Role of Nursing in pediatric surgery | 80300

Journal of Clinical Nursing and Practice


Role of Nursing in pediatric surgery

Sheri Madigan

Introduction: Children enter school with varying literacy skills, and these differences tend to get larger over time without intervention.1,2 The home environment, including parent-child shared print book reading and language exposure, has been shown to have a large impact on children’s later academic achievment.3 In addition, shared book reading promotes important parentchild engagement during sensitive periods of development.4 As a result, there have been long-standing efforts to identify factors that may influence the home literacy environment.5–7 With the increased use and accessibility of media devices,8 screen use is becoming a consistent part of children’s day-to-day lives.
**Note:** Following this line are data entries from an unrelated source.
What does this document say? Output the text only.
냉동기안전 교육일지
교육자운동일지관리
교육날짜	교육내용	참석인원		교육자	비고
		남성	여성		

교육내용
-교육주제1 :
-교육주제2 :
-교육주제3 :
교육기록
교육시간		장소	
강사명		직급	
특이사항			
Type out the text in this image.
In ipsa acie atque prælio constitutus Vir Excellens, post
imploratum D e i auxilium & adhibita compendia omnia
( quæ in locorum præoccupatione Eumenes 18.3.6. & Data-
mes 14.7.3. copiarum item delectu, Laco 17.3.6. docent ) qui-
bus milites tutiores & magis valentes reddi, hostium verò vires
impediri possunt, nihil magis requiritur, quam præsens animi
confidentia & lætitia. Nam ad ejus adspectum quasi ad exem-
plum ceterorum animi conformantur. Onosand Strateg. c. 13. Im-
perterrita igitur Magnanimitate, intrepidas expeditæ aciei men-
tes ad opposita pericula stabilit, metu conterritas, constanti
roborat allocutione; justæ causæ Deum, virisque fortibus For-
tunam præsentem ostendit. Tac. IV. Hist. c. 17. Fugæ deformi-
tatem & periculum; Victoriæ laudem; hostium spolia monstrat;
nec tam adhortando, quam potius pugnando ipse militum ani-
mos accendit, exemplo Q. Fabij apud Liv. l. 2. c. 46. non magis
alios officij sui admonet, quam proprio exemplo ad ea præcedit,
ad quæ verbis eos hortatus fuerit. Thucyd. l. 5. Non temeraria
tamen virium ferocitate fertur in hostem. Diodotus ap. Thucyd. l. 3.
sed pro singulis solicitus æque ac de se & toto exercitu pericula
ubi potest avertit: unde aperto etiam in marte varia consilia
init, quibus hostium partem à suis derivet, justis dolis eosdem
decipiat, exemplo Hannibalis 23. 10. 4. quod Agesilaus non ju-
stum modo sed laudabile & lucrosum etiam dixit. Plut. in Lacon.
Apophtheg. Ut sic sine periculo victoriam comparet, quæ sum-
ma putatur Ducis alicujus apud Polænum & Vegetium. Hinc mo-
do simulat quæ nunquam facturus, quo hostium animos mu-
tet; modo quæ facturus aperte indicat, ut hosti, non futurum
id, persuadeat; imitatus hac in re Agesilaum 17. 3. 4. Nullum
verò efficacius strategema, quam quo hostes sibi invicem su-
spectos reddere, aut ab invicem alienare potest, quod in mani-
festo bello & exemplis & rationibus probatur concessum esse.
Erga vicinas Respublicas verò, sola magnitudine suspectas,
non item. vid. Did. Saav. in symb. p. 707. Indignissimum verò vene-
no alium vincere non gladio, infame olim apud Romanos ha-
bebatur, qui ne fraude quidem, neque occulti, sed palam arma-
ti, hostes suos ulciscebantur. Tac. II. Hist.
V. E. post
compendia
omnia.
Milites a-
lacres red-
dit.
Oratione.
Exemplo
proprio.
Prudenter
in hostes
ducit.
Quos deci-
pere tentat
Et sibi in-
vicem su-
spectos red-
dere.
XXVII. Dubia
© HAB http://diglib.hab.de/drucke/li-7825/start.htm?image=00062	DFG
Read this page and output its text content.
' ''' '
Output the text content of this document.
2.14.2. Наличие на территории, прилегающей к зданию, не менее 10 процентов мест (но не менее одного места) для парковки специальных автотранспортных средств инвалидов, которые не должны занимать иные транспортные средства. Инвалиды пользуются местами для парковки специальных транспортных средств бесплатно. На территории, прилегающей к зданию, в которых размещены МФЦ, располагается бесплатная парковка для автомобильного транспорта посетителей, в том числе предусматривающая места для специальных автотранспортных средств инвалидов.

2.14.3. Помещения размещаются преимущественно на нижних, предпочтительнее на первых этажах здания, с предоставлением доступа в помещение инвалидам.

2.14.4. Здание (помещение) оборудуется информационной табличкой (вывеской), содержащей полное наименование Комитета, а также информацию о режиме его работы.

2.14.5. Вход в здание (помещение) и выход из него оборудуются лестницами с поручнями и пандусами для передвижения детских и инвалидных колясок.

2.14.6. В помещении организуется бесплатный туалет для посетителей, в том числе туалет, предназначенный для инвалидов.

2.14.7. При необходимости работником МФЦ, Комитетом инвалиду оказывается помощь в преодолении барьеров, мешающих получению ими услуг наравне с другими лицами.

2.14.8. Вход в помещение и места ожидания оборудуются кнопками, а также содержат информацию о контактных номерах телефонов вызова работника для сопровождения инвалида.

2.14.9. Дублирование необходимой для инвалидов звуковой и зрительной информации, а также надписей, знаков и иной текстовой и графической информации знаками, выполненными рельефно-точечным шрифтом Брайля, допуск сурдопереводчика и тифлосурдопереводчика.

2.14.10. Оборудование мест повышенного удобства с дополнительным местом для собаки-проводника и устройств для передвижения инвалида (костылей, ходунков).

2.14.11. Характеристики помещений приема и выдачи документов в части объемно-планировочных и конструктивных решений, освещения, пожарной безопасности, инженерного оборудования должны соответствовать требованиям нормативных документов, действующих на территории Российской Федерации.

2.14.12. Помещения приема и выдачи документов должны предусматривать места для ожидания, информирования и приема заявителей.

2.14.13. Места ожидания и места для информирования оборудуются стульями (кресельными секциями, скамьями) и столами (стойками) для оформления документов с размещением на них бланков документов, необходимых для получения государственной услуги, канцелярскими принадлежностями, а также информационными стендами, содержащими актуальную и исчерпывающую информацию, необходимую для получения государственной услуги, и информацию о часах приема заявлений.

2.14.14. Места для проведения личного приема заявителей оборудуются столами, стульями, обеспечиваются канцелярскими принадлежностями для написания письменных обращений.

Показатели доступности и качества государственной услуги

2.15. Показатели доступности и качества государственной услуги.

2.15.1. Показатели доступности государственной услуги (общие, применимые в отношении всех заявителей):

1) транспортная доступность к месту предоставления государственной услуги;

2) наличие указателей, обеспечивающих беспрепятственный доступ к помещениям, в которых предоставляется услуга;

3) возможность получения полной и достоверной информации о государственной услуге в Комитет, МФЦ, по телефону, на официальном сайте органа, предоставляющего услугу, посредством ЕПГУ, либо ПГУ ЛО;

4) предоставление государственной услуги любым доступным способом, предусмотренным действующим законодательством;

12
According to the displacement hypothesis,9 when children are watching screens, they are less likely to spend time practicing skills important for learning and development.10 As such, screen use may be influencing the home learning environment, specifically engagement in off-line enrichment activities such as reading print books,11 and displacement may be one mechanism to explain the relation between screen time and delays in developmental skill acquisition. Although it is possible that screen use interrupts enriching off-line activities such as print book reading,9,12 it is also possible that early reading activities may offset later screen use. However, to test this hypothesis, longitudinal data with repeated measurement are needed to examine directional associations between screen use and reading.